About
Resampling method are a class of methods that estimate the test error by holding out a subset of the training set from the fitting process, and then applying the statistical learning method to those held out observations.
For supervised Learning problems, separate data sets are required for building (training) and testing the predictive models.
The training error is too optimistic. The more we fit to the data, the lower the training error but the test error can get higher if we over fit and it often will. For this reaons, models are fitted on part of the data, and then evaluated against on a holdout set (Test set).
Generally, the Build Activity splits the data into two mutually exclusive subsets:
- the training set for building the model: Evaluate the model on the training set. Performance estimates obtained on the training set are overly optimistic because of overfitting.
- the test set for testing the model. Evaluate the model on a separate test set
However, if the data is already split into Build and Test subsets, you can run a Build activity and specify the Split step.
Of course, the build data (training data) and test data must have the same column structure.
Articles Related
Methods
Practical rule of thumb:
- Lots of data? – use percentage_split
Resampling methods:
- Cross-validation is a very important tool to get a good idea of the test set error of a model.
- Bootstrap, on the other hand, is most useful to get an idea of the variability or standard deviation of an estimate and its bias.
Two-fold Validation
Two-fold validation: randomly divide the available set of samples into two parts: a training set and a validation or hold-out set.
Percentage Split
Percentage Split (Fixed or Holdout) Leave out random N% of the data.
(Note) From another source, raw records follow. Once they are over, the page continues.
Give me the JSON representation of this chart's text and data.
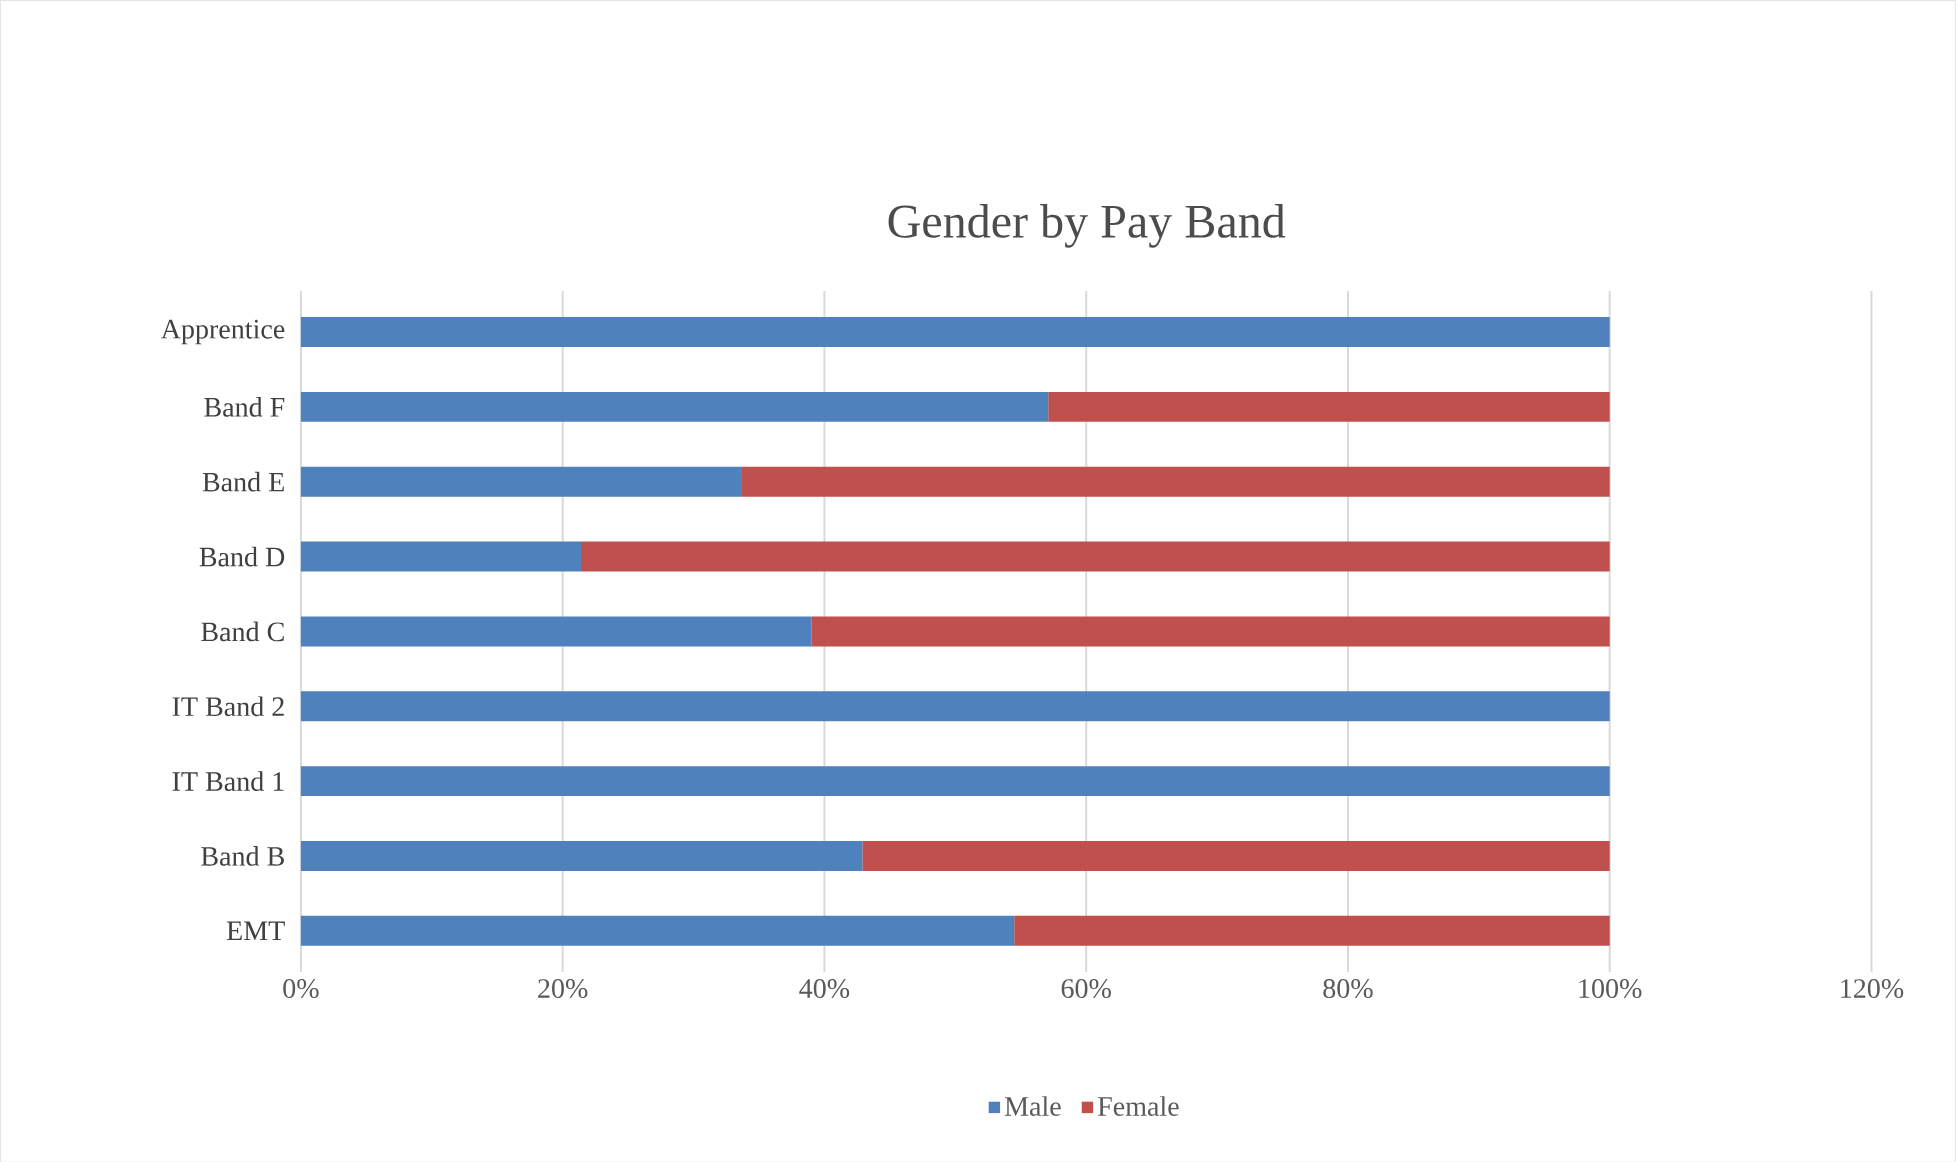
{
  "chart_data": {
    "type": "bar",
    "orientation": "horizontal",
    "stacked": true,
    "title": "Gender by Pay Band",
    "categories": [
      "Apprentice",
      "Band F",
      "Band E",
      "Band D",
      "Band C",
      "IT Band 2",
      "IT Band 1",
      "Band B",
      "EMT"
    ],
    "series": [
      {
        "name": "Male",
        "color": "#4f81bd",
        "values": [
          100,
          57.1,
          33.7,
          21.4,
          39.0,
          100,
          100,
          42.9,
          54.5
        ]
      },
      {
        "name": "Female",
        "color": "#c0504d",
        "values": [
          0,
          42.9,
          66.3,
          78.6,
          61.0,
          0,
          0,
          57.1,
          45.5
        ]
      }
    ],
    "xlim": [
      0,
      120
    ],
    "xticks": [
      {
        "value": 0,
        "label": "0%"
      },
      {
        "value": 20,
        "label": "20%"
      },
      {
        "value": 40,
        "label": "40%"
      },
      {
        "value": 60,
        "label": "60%"
      },
      {
        "value": 80,
        "label": "80%"
      },
      {
        "value": 100,
        "label": "100%"
      },
      {
        "value": 120,
        "label": "120%"
      }
    ],
    "grid": "x",
    "legend": "bottom"
  }
}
For example, you might select 60% of the rows for building the model and 40% for testing the model. The algorithm is trained against the trained data and the accuracy is calculated on the whole data set.
Cross-validation
Also known as validation:
- k-fold Cross-Validation. Select K folds without replace
- Leave-One-Out Cross Validation (Special case)
Bootstrap
Related: Bootstrap: Generate new training sets by sampling with replacement
Bootstrap is a very clever device for using the one, single training sample you have to estimate things like standard deviations.